As 44 obras revelam como os brasileiros assimilaram os expedientes da pop art – entre os quais o uso das impressões em silkscreen e as referências aos gibis. Com formação nos Estados Unidos, Duke Lee, hoje com 76 anos, foi um pioneiro na introdução dessas técnicas. Obras como Retrato de Samuel ou A Respeito de Vovô (1970) evidenciam por que ele foi quem melhor sintetizou no Brasil a influência de artistas como o inglês David Hockney. Assim como seus pares estrangeiros, os expoentes do pop nacional também celebravam a contracultura. É o caso de Aguilar, com suas imagens psicodélicas. Mas, no Brasil, acrescentou-se uma "cor local" à tendência – um tanto desviante em relação à idéia que norteava a arte pop, mas, ainda assim, original. A obra de Andy Warhol expunha uma visão irônica da cultura de massa. Aqui, seu espírito foi subvertido. "Nosso pop usou da mesma linguagem, mas transformou-a em instrumento de denúncia política e social", aponta o crítico Rodrigo Naves. Ou seja: deu origem a um certo "pop de protesto". A mostra contempla vários exemplos disso. De Tozzi, há pinturas que aludem à realidade da época, como Ocorrência 3114. A cena de uma viatura prestes a colidir com uma jovem esparramada na rua é uma alusão debochada à perseguição dos opositores do regime pelas forças policiais. É possível conferir ainda uma tela da série em que Antonio Henrique Amaral explora as bananas como metáforas do período de arbítrio – uma marca de sua obra.

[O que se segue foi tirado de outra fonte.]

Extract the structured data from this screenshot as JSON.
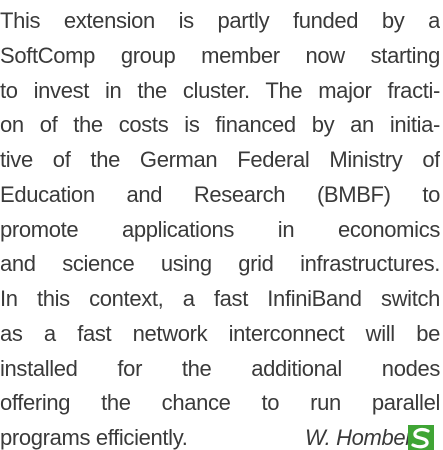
{
  "paragraph": {
    "lines": [
      "This extension is partly funded by a",
      "SoftComp group member now starting",
      "to invest in the cluster. The major fracti-",
      "on of the costs is financed by an initia-",
      "tive of the German Federal Ministry of",
      "Education and Research (BMBF) to",
      "promote applications in economics",
      "and science using grid infrastructures.",
      "In this context, a fast InfiniBand switch",
      "as a fast network interconnect will be",
      "installed for the additional nodes",
      "offering the chance to run parallel"
    ],
    "last_line": "programs efficiently.",
    "author": "W. Homberg"
  }
}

O marchand Ricardo Camargo, organizador de Vanguarda Tropical, acompanha os artistas dessa geração desde seus anos áureos – e tem sido também um dos responsáveis pelo resgate deles. "Quem comprou obras desse período por uma ninharia alguns anos atrás fez um excelente negócio", diz. Uma das razões para essa produção ter sido tão desprezada é que os artistas ficaram espremidos entre tendências de maior apelo. A década de 1960 foi de grande efervescência para as artes plásticas no país. Os adeptos da pop art marcaram presença nas exposições que são tidas como divisores de águas das vanguardas naquele momento, como Opinião 65 e Nova Objetividade Brasileira. Sua obra, no entanto, não teve a repercussão internacional nem a influência sobre as gerações posteriores obtidas por uma corrente como o neoconcretismo, com Hélio Oiticica e Lygia Clark à frente. Foram eclipsados, por fim, pelas gerações surgidas a partir dos anos 1980, já num mercado de arte profissionalizado e globalizado.

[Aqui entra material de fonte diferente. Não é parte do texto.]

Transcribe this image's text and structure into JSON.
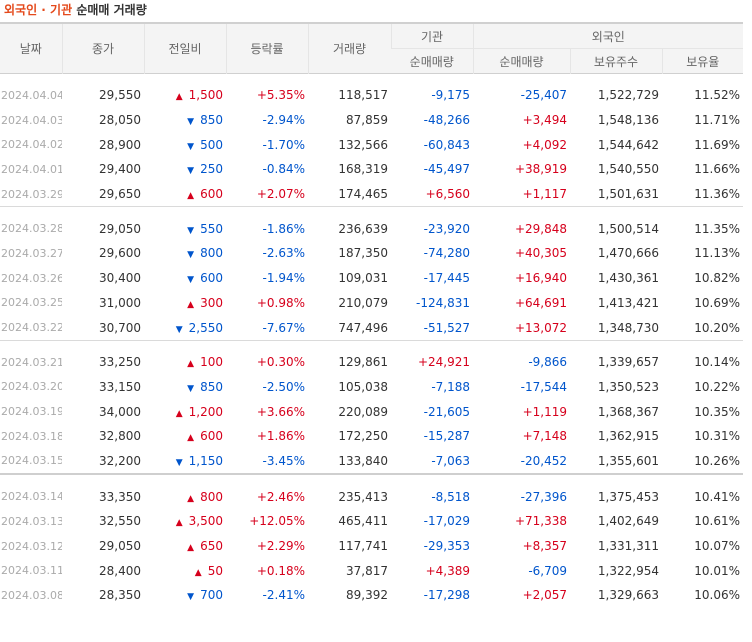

Antonio Dias continuou na tona, é verdade. Mas é uma exceção que confirma a regra. Ele não teria se tornado um dos mais valorizados artistas brasileiros vivos se não houvesse trafegado pelas tendências que vieram depois, do minimalismo à arte conceitual – uma obra dos anos 1980 que integra a exposição é um testemunho de como ele se reinventou. Rubens Gerchman, por seu turno, enveredou por uma arte francamente decorativa como forma de sobrevivência no mercado. Não deixa de ser irônico que suas antigas obras de denúncia das mazelas sociais – que, vistas pelo prisma de agora, são de um esquerdismo algo infantil – hoje possam atingir cifras tão respeitáveis.